NEW ORLEANS — The Middle East Studies Association (MESA) has recognized Taner Akçam’s book titled “The Young Turks’ Crime Against Humanity: The Armenian Genocide and Ethnic Cleansing in the Ottoman Empire” the best book of 2013.
During the award ceremony MESA commission announced: “This is the strongest historical thesis dedicated to the Armenian Genocide ever and this is a very influential scientific work.”
The Middle East Studies Association is a private, non-profit, non-political learned society that brings together scholars, educators and those interested in the study of the region from all over the world.
As part of its goal to advance learning, facilitate communication and promote cooperation, MESA sponsors an annual meeting that is a leading international forum for scholarship, intellectual exchange and pedagogical innovation. It is responsible for the International Journal of Middle East Studies.
Taner Akçam was born in Ardahan, Turkey, October 23, 1953. He is a German historian and sociologist. He is one of the first Turkish academics to acknowledge and openly discuss the Armenian Genocide, and is recognized as a “leading international authority” on the subject.

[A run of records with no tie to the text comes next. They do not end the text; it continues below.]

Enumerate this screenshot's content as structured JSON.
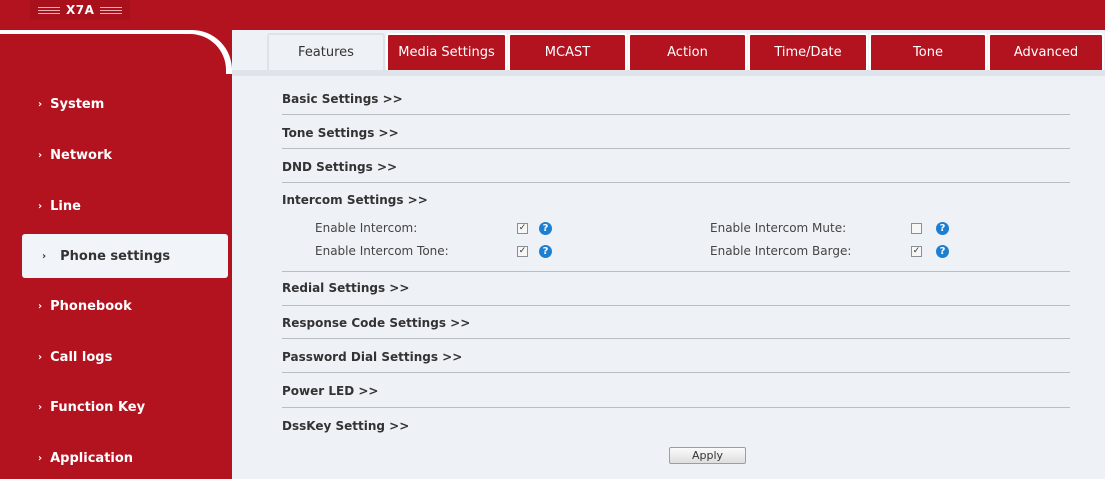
{
  "brand": {
    "name": "X7A"
  },
  "sidebar": {
    "items": [
      {
        "label": "System"
      },
      {
        "label": "Network"
      },
      {
        "label": "Line"
      },
      {
        "label": "Phone settings"
      },
      {
        "label": "Phonebook"
      },
      {
        "label": "Call logs"
      },
      {
        "label": "Function Key"
      },
      {
        "label": "Application"
      }
    ],
    "active": "Phone settings"
  },
  "tabs": [
    {
      "label": "Features"
    },
    {
      "label": "Media Settings"
    },
    {
      "label": "MCAST"
    },
    {
      "label": "Action"
    },
    {
      "label": "Time/Date"
    },
    {
      "label": "Tone"
    },
    {
      "label": "Advanced"
    }
  ],
  "active_tab": "Features",
  "sections": {
    "basic": "Basic Settings >>",
    "tone": "Tone Settings >>",
    "dnd": "DND Settings >>",
    "intercom": "Intercom Settings >>",
    "redial": "Redial Settings >>",
    "response_code": "Response Code Settings >>",
    "password_dial": "Password Dial Settings >>",
    "power_led": "Power LED >>",
    "dsskey": "DssKey Setting >>"
  },
  "intercom": {
    "enable_intercom": {
      "label": "Enable Intercom:",
      "checked": true
    },
    "enable_intercom_tone": {
      "label": "Enable Intercom Tone:",
      "checked": true
    },
    "enable_intercom_mute": {
      "label": "Enable Intercom Mute:",
      "checked": false
    },
    "enable_intercom_barge": {
      "label": "Enable Intercom Barge:",
      "checked": true
    }
  },
  "help_glyph": "?",
  "check_glyph": "✓",
  "apply_label": "Apply",
  "arrow_glyph": "›"
}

In August 1988 Akçam began work as a research scientist at the Hamburg Foundation for the Advancement of Research and Culture. He received his PhD from the University of Hanover with a dissertation titled, Turkish Nationalism and the Armenian Genocide: On the Background of the Military Tribunals in Istanbul between 1919 and 1922. Akçam is a former student of fellow genocide scholar, Vahakn Dadrian. In 1997, a Dutch documentary titled “Een Muur van Stilte” (A Wall of Silence), written and directed by Dorothée Forma of the Humanist Broadcasting Foundation (Dutch: Humanistische Omroep Stichting), was made about their “academic relationship.”
Akçam was Visiting Associate Professor of History at the University of Minnesota, United States before joining Clark University’s Strassler Family Center for Holocaust and Genocide Studies.